O encanto pelo futebol é proporcional à frustração com o desempenho da sua seleção masculina. A situação é tal que o governo manifestou a ambição de que a China sedie —e vença— uma Copa do Mundo até 2050. Chegou a naturalizar um jogador brasileiro para dar uma mãozinha para o time —o maranhense Elkeson se tornou Ai Kesen em 2019.
Mas se engana quem pensa que a China não está presente na Copa do Mundo do Qatar. Só não está em campo. Porque empresas chinesas estão envolvidas com gosto na competição (e parecem ter conseguido manter certa distância dos problemas associados às condições dos trabalhadores migrantes).
Uma usina de energia fotovoltaica de 800 megawatts de capacidade, a primeira do Qatar, foi projetada e construída pela chinesa Power Construction Corporation a tempo de atender às necessidades da Copa, sediada num país em que o petróleo abunda —e o sol também.

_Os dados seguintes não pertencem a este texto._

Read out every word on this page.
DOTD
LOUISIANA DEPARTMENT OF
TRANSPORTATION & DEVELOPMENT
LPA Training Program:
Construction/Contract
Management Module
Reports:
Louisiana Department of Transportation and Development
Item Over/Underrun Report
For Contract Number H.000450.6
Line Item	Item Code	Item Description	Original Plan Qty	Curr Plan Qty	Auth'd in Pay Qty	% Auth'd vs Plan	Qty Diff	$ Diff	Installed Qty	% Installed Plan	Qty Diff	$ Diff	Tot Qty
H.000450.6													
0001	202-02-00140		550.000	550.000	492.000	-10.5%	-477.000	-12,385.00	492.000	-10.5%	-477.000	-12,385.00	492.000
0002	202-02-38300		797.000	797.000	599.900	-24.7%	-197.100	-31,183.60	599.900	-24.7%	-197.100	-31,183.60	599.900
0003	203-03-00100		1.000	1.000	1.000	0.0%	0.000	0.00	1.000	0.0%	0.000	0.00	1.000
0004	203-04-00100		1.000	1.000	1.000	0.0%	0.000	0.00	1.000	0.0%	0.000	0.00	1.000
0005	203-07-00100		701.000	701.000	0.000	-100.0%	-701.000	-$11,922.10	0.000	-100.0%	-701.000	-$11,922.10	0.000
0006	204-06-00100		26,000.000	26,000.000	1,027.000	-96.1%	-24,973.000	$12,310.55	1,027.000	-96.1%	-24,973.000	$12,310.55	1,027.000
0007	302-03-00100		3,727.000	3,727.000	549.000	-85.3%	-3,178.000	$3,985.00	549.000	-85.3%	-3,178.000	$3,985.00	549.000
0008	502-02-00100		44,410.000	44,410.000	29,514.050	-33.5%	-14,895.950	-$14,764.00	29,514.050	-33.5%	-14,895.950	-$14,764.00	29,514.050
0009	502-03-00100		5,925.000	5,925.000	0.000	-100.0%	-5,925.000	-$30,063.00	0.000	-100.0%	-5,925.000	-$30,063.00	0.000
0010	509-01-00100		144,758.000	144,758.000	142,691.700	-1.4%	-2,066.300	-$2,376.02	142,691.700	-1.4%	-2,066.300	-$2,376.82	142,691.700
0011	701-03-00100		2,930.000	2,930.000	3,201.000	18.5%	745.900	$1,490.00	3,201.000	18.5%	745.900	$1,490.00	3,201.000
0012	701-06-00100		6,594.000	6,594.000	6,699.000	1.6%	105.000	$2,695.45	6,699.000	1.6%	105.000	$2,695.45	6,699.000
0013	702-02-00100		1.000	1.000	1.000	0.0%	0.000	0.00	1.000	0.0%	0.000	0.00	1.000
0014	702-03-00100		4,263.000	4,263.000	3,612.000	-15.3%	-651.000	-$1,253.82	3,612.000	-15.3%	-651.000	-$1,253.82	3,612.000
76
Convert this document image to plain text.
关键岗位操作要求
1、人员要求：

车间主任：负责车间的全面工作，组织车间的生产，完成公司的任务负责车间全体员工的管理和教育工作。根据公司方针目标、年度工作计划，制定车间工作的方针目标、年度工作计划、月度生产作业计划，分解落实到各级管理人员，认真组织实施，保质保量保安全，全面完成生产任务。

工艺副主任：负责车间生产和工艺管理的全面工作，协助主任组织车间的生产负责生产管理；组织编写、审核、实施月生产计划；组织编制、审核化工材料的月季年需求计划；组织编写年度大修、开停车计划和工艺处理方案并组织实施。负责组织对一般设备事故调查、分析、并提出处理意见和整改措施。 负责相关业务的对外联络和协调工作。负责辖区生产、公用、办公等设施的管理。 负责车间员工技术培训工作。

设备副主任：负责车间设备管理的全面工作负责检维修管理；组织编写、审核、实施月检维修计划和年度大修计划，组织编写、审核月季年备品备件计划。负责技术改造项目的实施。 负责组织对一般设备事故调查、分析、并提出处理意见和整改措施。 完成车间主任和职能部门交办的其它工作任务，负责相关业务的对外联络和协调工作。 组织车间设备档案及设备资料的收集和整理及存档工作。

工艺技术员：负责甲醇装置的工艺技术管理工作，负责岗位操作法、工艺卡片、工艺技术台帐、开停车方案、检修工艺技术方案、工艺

Os chineses aproveitam a empreitada para lustrar suas credenciais de grandes fornecedores de tecnologias verdes.
O estádio Lusail, sede da final do campeonato, foi construído pela China Railway Construction Corporation. A imagem da arena hoje estampa as notas de 10 riais, a moeda local. Gol da China.
Mais de 1.500 ônibus, dos quais 900 elétricos, foram fornecidos pela empresa Yuton, líder do setor no gigante asiático, para facilitar a mobilidade durante os jogos. Empresas chinesas também construíram cerca de 10 mil casas-contêiner no Qatar, viabilizando hospedagem para os torcedores.
Tudo isso, claro, sem falar que firmas chinesas dominam cerca de 70% do mercado de suvenires associados à Copa, como bandeiras e bolas, apitos e cornetas. A Copa é sinal de bonança, não importa o resultado, para a Dongguan Wagon Giftware, que produz itens oficiais. É também para muitas empresas de menor porte na cidade de Yiwu, em Zhejiang, conhecida como capital dos bens de consumo baratos.
O governo chinês ajuda a preparar o terreno para que os negócios floresçam. Há alguns dias, Xi Jinping participou de reunião de cúpula com países árabes e outra com nações do Golfo. Com apetite para comprar petróleo e gás, mas também para fortalecer o relacionamento em outras frentes, Pequim busca ocupar espaço numa região de tradicional influência americana e que hoje quer diversificar parceiros.
Pouco antes do início dos jogos, a China mandou dois pandas para o Qatar, para "marcar a amizade entre os povos". Segue firme e forte a tradicional diplomacia dos pandas, que ganhou visibilidade quando Mao presenteou os EUA com dois enormes animais, em reconhecimento à histórica visita de Richard Nixon à China, em 1972. Fizeram grande sucesso no Zoológico Nacional, em Washington. Anos depois, Deng Xiaoping, percebendo a oportunidade, passaria a alugar os animais a outros países em vez de doá-los.
Desta vez, os pandas Suhail e Soraya foram presentes de Pequim para Doha —com um cartãozinho de agradecimento, talvez.
A China é o único país que, sem entrar em campo, se deu bem na Copa do Mundo. Sua equipe não é composta de 11 jogadores, mas sobretudo de centenas de empresas que, embaladas pelo governo, aproveitam oportunidades de comércio e investimentos ligadas à competição. Enquanto não consegue transformar seus sonhos futebolísticos em realidade, o país fatura como pode —o que não é pouco.